Photographer: Ronald Patrick/Bloomberg

JPMorgan Says You're Missing Chile's Rally, But There's Still Time

  • Foreign investors have largely sat out this year’s boom
  • Pinera’s expected election may reverse Bachelet reforms

Chilean stocks are expensive, but there’s still plenty of space for growth, according to JPMorgan.

Foreign investors, largely absent from the country’s rally so far this year, will have to look beyond current market valuations if they want to catch the next wave, Diego Celedon, head of equity research and strategy for the Southern Cone and Andes region at JPMorgan Chase & Co., said.

Diego Celedon

Source: J.P. Morgan

“In the past foreigners were the ones aggressively buying first,” Celedon said in a phone interview from Santiago. “Local investors turned optimistic before this time with the scenario of a possible change in the political cycle. Foreign investors have been buying only timidly because of the valuations.”

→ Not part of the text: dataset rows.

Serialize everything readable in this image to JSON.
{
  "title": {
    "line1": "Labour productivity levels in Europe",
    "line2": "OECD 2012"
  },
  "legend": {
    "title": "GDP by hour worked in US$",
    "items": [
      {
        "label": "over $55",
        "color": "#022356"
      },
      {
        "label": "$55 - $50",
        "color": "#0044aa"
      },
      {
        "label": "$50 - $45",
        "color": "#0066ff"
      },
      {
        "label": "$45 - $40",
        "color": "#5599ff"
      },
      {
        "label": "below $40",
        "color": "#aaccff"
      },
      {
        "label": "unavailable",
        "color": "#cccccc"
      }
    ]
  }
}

Chile’s IPSA benchmark index is up about 16 percent so far this year, the best performance in the region’s major markets after Argentina. Investors are betting that former President Sebastian Pinera will return to the seat in the November election and bring in a more market friendly government, cutting back on reforms implemented by sitting President Michelle Bachelet. The IPSA’s trailing price-to-earnings ratio has jumped to 21 times, while its blended forward 12-month price-to-earnings ratio is trading near 17.3 times, versus an average over the last 10 years of 15.4 times.

For comparison, Mexico’s IPC benchmark is at 17.2 times forward blended PE ratio, versus a 10-year average of 15.8 times. Brazil’s Ibovespa is cheaper, at 11.1 times compared to an average of 11.2 times.

Can the Chilean market run out of steam?

“We’re pretty confident that the market still has room to run and that will come not necessarily from an expansion of multiples, which are already at reasonable levels, but rather from expectations of higher corporate profits. If there’s a change in the political cycle towards a more pro-market government and higher economic growth, that should translate into better profit growth. If analysts start to incorporate the higher growth rates, then the valuation multiples should fall, giving the market some more breathing space.”

“If Chile were to grow at more or less its potential GDP growth rate, or about twice as much the current level, corporate profit growth could jump up to almost 20 percent per year.”

What would bring foreigners back to the local market en masse?

“For that to happen we need to see evidence that a new Pinera government is having an actual effect over company results and data, and that may happen once we have more details of his program. Particularly if some of the announcements he has made about infrastructure are feasible or not, and in simplifying some of Bachelet’s reforms, such as tax and labor.”

Which sectors may benefit the most in this scenario?

“Ever since we turned overweight on Chilean stocks last year, we’ve recommended looking for sectors that have the highest exposure to the local domestic cycle. Our favorite sector because of this is banks as the two biggest ones, Banco de Chile and Banco Santander Chile, are 100 percent focused on the local market. If the economy starts to grow, then inflation should pick up and that should be good for the banks as they have a large exposure of their assets to inflation-indexed instruments. Among banks we recommend Banco de Chile.”

“We like utilities for the same reason. We recommend Enel Chile as it’s exposed to the local market and has a cheap valuation.”